Near the end of 1999, Google Inc. had thirty-nine employees, most of whom were engineers of one stripe or another. Omid Kordescani, Google's newly hired sales chief, was still plowing the fields for enterprise deals, but they were few and far between. With more than $500,000 (and growing) going our the door each month and less than $20 million in the bank, you didn't need a Stanford PhD to do the math: the company needed a business model that worked.
There was always the failback of simply running banners on Google's prodigious traffic — one deal with DoubleClick, an ad network that specialized in serving graphical banners, would probably net the company millions of dollars. But that felt like a sellout — DoubleClick's ads were often gaudy and irrelevant. They represented everything Page and Brin felt was wrong with the Internet "They didn't want to turn the Web site into the online version of Forty-second Street," recalls investor and director Michael Moritz.
Instead, the young executive team decided to try a more focused approach—it would sell text-only ads to sponsors targeting particular keywords. When you searched for "Ford cars," for example, an ad would appear at the top of the results for Ford Motor Company. These first advertisements were sold on a cost per thousand (CPM) model. (…)

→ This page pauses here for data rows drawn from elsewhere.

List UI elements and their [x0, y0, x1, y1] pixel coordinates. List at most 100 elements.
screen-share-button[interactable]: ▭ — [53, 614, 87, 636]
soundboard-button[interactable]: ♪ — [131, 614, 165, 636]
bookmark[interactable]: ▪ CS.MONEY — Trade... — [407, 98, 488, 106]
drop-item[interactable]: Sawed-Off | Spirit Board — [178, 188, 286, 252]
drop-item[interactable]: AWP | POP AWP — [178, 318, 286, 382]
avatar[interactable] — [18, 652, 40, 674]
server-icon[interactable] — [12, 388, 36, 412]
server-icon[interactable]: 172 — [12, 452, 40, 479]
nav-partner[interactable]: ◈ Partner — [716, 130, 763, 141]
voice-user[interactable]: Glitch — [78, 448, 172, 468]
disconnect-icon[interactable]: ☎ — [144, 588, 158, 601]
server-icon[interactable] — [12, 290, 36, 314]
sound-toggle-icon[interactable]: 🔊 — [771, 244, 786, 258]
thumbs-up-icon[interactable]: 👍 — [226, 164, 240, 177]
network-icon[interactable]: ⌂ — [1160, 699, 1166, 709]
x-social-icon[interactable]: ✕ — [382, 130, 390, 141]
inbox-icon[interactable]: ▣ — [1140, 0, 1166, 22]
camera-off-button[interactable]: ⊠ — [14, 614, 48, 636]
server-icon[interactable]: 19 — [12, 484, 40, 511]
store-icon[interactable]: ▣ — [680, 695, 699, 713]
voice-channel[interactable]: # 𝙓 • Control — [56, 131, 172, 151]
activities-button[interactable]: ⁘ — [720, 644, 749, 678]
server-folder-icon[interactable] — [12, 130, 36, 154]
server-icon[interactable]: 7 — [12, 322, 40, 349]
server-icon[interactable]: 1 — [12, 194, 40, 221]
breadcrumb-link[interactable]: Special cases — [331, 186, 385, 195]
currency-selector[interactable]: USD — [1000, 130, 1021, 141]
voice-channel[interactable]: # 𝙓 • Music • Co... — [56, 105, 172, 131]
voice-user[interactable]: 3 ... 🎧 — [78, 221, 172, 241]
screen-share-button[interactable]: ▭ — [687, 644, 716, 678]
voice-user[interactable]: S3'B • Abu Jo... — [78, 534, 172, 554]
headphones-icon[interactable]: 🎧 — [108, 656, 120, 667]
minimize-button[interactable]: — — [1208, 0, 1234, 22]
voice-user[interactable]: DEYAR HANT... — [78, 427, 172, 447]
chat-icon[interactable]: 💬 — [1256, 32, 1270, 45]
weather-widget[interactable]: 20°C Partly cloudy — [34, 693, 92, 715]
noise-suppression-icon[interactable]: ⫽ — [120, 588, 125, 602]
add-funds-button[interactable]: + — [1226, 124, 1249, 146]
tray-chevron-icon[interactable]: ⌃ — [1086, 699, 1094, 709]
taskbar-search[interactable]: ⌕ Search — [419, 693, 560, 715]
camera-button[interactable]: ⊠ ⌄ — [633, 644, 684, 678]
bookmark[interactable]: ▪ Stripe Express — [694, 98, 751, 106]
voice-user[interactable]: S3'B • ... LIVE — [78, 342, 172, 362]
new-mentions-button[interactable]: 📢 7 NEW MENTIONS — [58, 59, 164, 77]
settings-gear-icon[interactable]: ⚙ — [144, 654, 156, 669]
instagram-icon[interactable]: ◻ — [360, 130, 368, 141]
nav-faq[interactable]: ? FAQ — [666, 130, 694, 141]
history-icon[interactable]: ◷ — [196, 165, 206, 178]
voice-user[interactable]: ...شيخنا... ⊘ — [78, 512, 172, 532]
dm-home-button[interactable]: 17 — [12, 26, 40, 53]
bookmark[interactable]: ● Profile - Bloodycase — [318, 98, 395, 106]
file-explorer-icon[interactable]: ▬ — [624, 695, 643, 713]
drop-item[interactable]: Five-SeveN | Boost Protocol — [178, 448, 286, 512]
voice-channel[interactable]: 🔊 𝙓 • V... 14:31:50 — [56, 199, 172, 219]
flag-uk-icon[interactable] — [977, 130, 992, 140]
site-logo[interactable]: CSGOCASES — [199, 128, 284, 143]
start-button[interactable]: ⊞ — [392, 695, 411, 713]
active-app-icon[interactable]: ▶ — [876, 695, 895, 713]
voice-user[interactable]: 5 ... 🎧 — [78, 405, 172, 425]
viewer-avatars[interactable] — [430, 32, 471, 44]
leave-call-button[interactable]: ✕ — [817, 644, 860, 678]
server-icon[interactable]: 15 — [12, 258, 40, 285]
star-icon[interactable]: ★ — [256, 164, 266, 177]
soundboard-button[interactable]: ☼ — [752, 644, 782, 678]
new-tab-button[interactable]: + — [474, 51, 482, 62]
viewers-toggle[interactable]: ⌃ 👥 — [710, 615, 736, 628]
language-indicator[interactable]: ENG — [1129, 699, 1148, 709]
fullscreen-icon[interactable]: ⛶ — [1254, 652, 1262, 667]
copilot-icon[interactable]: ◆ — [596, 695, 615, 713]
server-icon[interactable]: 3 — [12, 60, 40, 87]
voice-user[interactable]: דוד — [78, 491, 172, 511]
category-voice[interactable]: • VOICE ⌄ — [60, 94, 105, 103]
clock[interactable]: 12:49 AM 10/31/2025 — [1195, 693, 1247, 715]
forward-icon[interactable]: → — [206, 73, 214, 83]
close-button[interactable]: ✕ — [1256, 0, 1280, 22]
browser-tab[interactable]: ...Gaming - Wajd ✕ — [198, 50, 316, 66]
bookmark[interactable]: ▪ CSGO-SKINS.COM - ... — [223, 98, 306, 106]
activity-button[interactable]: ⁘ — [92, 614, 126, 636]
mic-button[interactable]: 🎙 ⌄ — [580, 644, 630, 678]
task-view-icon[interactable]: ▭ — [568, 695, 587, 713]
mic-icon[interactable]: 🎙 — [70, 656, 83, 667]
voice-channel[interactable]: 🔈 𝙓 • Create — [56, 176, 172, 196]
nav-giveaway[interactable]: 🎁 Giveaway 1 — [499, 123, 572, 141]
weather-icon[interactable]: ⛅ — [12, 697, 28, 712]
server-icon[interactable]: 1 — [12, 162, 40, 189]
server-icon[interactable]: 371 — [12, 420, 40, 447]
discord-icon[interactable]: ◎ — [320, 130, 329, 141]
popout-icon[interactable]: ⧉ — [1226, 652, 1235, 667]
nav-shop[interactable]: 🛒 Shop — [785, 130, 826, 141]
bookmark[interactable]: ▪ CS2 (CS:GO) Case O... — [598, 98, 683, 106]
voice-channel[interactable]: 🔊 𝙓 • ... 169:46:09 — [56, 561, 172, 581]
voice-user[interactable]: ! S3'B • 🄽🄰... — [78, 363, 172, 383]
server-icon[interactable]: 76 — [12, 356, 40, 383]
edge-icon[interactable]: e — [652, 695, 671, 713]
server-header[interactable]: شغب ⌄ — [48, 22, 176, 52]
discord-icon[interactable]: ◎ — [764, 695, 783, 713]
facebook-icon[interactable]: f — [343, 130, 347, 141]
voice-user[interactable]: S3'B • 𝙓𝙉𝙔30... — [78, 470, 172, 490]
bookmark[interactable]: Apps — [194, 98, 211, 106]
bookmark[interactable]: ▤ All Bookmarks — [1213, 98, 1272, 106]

Turns out the ads worked well enough, but they didn't scale. Revenue was limited by Kordestani's ability to sell, and despite his talents, it was difficult to book enough orders to create a healthy business. "It didn't generate much money," Brin recalls, referring to the program as a "hand-patched life preserver." DoubleClick, he adds, was the ocean liner Google would swim to should the life preserver fail.